As if she’d lost her sister all over again.
Dolly rubbed her forehead as the train pulled into Stockport station, hoping to rub away her headache. Fred hovered at her side as she stood by the doors and tilted his flat cap, letting her off first. Leroy had offered to accompany her to the charity shop – he’d tell Steve he couldn’t go in early, as planned, to discuss his ideas on staff management. But Dolly hadn’t wanted to disrupt his plans. Phoebe was meeting Zoe, the young woman from the bake-off. They’d been texting since last week and were meeting in Manchester to visit bookshops.

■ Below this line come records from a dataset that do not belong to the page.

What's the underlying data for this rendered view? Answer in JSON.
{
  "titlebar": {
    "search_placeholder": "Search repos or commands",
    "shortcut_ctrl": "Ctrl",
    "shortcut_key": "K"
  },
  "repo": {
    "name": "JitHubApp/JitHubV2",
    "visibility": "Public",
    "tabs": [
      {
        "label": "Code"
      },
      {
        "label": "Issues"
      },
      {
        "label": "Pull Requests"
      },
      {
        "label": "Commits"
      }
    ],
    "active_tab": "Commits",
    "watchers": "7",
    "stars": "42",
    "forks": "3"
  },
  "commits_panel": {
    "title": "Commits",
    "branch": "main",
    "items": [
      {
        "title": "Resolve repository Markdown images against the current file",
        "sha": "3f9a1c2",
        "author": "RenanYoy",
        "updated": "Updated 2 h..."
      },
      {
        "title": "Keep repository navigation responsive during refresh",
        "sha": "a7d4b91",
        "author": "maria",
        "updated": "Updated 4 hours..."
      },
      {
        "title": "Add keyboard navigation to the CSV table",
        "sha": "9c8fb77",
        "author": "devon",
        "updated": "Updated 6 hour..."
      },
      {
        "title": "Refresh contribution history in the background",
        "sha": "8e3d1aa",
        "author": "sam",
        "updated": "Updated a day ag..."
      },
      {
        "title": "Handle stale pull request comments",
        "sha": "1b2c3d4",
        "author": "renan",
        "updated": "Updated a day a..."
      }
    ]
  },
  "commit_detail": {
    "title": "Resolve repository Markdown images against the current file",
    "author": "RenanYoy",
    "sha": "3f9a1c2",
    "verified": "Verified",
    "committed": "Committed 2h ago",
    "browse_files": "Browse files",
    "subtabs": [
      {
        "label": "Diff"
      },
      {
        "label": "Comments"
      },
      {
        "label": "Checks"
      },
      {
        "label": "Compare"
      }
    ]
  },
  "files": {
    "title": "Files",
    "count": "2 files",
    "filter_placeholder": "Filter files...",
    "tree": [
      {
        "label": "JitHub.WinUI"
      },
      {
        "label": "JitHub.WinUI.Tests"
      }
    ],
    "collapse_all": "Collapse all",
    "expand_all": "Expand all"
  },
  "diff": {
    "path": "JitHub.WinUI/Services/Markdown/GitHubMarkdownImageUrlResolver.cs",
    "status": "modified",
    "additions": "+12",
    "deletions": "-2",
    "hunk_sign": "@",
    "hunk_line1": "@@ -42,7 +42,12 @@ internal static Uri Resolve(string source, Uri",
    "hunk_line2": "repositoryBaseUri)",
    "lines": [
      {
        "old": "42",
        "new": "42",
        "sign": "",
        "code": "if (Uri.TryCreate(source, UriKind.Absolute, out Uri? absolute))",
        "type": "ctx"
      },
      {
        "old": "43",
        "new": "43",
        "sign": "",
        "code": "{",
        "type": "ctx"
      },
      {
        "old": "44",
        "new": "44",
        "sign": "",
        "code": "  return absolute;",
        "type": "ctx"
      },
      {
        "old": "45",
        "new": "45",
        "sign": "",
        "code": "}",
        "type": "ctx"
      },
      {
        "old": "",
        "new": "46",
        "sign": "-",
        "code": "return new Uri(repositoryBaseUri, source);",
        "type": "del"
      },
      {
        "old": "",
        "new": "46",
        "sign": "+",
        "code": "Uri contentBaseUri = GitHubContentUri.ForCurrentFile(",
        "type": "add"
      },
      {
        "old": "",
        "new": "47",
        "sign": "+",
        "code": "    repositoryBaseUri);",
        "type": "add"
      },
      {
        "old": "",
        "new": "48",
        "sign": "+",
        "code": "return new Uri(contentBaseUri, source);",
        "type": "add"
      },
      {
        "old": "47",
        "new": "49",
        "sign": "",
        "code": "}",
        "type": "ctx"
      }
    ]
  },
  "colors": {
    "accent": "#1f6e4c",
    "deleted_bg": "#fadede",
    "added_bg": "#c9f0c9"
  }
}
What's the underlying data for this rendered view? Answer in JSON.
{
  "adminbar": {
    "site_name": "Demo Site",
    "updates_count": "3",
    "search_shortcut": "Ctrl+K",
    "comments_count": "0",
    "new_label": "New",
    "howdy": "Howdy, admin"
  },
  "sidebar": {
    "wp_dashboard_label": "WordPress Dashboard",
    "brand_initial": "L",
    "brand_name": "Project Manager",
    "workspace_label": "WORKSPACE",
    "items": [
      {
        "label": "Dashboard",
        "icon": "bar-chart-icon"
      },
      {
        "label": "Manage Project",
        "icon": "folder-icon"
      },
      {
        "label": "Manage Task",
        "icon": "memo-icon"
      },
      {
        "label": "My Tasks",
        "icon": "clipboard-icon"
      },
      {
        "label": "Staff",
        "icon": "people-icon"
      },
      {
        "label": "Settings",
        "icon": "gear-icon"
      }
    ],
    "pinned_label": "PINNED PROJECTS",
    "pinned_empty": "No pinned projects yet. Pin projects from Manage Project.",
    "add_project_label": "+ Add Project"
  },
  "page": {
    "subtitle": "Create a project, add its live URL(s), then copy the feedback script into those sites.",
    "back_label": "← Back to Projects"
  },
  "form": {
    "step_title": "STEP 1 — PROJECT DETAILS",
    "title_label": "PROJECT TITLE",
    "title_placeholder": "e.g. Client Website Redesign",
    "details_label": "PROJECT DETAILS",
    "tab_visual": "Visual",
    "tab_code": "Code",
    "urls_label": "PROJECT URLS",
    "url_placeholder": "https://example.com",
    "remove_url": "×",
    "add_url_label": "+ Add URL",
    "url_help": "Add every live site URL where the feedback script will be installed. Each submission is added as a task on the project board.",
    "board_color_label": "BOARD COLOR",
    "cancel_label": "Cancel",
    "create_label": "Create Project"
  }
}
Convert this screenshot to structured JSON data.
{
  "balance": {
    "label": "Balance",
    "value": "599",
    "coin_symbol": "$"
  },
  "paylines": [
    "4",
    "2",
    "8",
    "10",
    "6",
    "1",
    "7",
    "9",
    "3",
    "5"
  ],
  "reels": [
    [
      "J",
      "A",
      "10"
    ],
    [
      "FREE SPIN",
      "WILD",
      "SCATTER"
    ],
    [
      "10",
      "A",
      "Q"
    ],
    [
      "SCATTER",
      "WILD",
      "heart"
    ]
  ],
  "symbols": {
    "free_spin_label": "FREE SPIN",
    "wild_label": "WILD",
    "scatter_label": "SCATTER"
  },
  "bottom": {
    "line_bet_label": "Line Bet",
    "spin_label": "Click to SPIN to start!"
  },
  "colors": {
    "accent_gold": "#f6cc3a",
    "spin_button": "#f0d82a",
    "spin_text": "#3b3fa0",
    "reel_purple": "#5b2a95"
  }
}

‘Hope you didn’t mind me butting in when Phoebs offered to cancel her plans,’ said Fred. ‘It’s so good to see her making friends.’
‘I could have come on my own,’ she said in a flat voice. ‘But I’m glad you did – Leroy and Phoebe would have insisted. It’s partly your fault, anyway, that I’ve had to come this far, taking your advice not to donate the clothes locally.’
Fred smiled to himself as they headed out to the road that swept downwards past a McDonalds. A homeless woman sat by the doorway. Greta’s child might have fallen on hard times. Did they look like her? Have her red-tinted hair? Maybe they’d grown up down south, lived the London life, saw the north as alien. As Dolly and Fred walked down Wellington Road, towards Merseyway Shopping Centre, she studied everyone her age who passed. She, Greta and Mum were of average height and had the usual twang of the Mancunian accent.
Dolly’s niece or nephew could have been anyone.
‘…and remember how we always went to Stockport’s indoor market?’ asked Fred and he pulled down his cap as a gust blew rain on to his cheeks. ‘The knife stall that sold cutlery, scissors and kitchenware. The rails of clothing; you could buy a tracksuit for less than four quid. We used to choose a selection of cheeses. Eating them back at the flat, with crackers and a bottle of Blue Nun, would leave us feeling rather grand.’
‘What?’ Dolly glanced at Fred as they passed a queue of buses. Her nose wrinkled at the smell of diesel. They entered the precinct.